Not because I don’t use it. I use it every day. Constantly. It’s part of how I debug, design, and ship systems. I was following this space long before mass enterprise adoption, before every executive suddenly had an “AI strategy.”
What burns me out is the noise. The endless wave of headlines and demos with the same tired promise: “AI will replace us in 6–12 months.”
This narrative should’ve died already. If AI is going to replace me, then replace me. Don’t warn me. Don’t hype it. Don’t count down. If the replacement is real, just do it. Otherwise, stop the clock.

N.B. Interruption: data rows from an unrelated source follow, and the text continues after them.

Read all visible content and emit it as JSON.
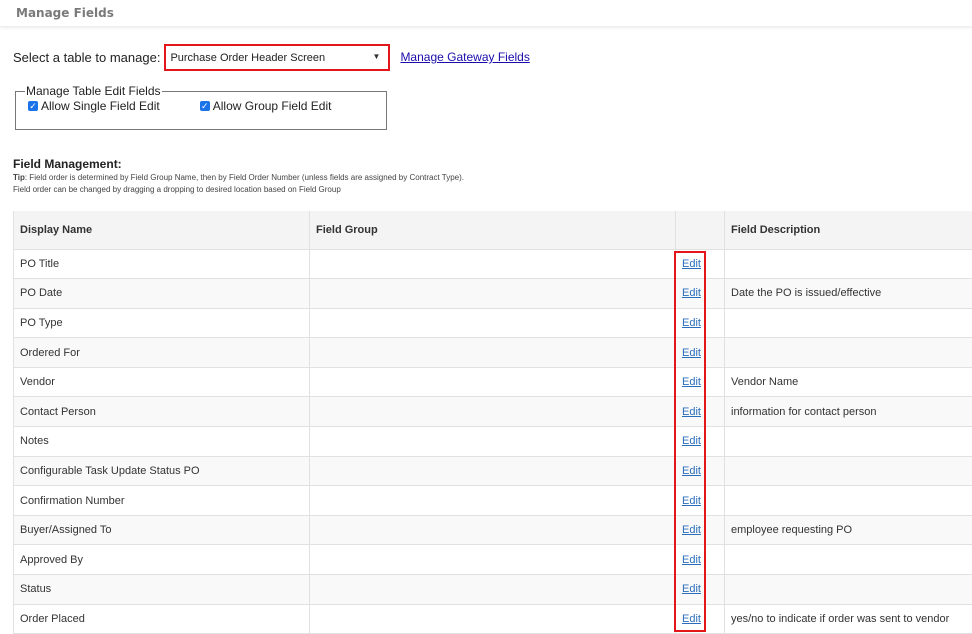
{
  "header": {
    "title": "Manage Fields"
  },
  "table_select": {
    "label": "Select a table to manage:",
    "selected": "Purchase Order Header Screen",
    "arrow_icon": "▼"
  },
  "gateway_link": "Manage Gateway Fields",
  "edit_fields": {
    "legend": "Manage Table Edit Fields",
    "options": [
      {
        "label": "Allow Single Field Edit",
        "checked": true
      },
      {
        "label": "Allow Group Field Edit",
        "checked": true
      }
    ]
  },
  "field_management": {
    "title": "Field Management:",
    "tip_label": "Tip",
    "tip_line1": ": Field order is determined by Field Group Name, then by Field Order Number (unless fields are assigned by Contract Type).",
    "tip_line2": "Field order can be changed by dragging a dropping to desired location based on Field Group"
  },
  "table": {
    "columns": [
      "Display Name",
      "Field Group",
      "",
      "Field Description"
    ],
    "edit_label": "Edit",
    "rows": [
      {
        "name": "PO Title",
        "group": "",
        "description": ""
      },
      {
        "name": "PO Date",
        "group": "",
        "description": "Date the PO is issued/effective"
      },
      {
        "name": "PO Type",
        "group": "",
        "description": ""
      },
      {
        "name": "Ordered For",
        "group": "",
        "description": ""
      },
      {
        "name": "Vendor",
        "group": "",
        "description": "Vendor Name"
      },
      {
        "name": "Contact Person",
        "group": "",
        "description": "information for contact person"
      },
      {
        "name": "Notes",
        "group": "",
        "description": ""
      },
      {
        "name": "Configurable Task Update Status PO",
        "group": "",
        "description": ""
      },
      {
        "name": "Confirmation Number",
        "group": "",
        "description": ""
      },
      {
        "name": "Buyer/Assigned To",
        "group": "",
        "description": "employee requesting PO"
      },
      {
        "name": "Approved By",
        "group": "",
        "description": ""
      },
      {
        "name": "Status",
        "group": "",
        "description": ""
      },
      {
        "name": "Order Placed",
        "group": "",
        "description": "yes/no to indicate if order was sent to vendor"
      }
    ]
  },
  "colors": {
    "highlight": "#e3161c",
    "link": "#2a6ebb",
    "header_bg": "#f4f4f4",
    "stripe_bg": "#f9f9f9"
  }
}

The Gap Between Demo and Reality
Instead of replacement, we get an endless sequence of tools: Copilot, Claude Computer Use, Cursor, Claude Code, and an army of “agents.” Each is framed as the moment humans become optional.
And yet, I use them every day, and I find mistakes every single day. Not rare edge cases—daily, systemic errors:
- Flawed Assumptions: Logic that breaks the moment it hits a real-world constraint.
- Hallucinated Syntax: Code that looks elegant but relies on non-existent libraries.
- Confidently Incorrect Logic: Solutions that pass a superficial glance but fail under load.
Wiring Probability into Determinism
The current push is to connect these systems directly to actions—letting them run commands, modify infrastructure, and operate production environments with the assumption that it will “just work.”
It won’t. At its core, an LLM is a probabilistic system. It predicts; it does not “know.” It does not verify unless forced. It does not carry responsibility.
We spent decades engineering deterministic systems because predictability and reliability matter. Now, we’re wiring probabilistic engines into deterministic infrastructure and hoping for the best.
Hope is not an engineering strategy.
The Human Bottleneck: Judgment
AI is the most powerful force-multiplier I’ve ever used. It removes friction and lets one person do the work of many. But acceleration is not replacement.
The bottleneck in software engineering was never typing speed; it was judgment. It’s the ability to know something is wrong even when it looks correct. AI can generate at light speed, but it cannot care if it’s right.
So I’m done with the countdowns. If replacement arrives, it won’t be through a press release or a flashy demo. It will arrive quietly, when the results finally speak louder than the hype.
Until then, I’ll keep using it. And I’ll definitely keep checking its work.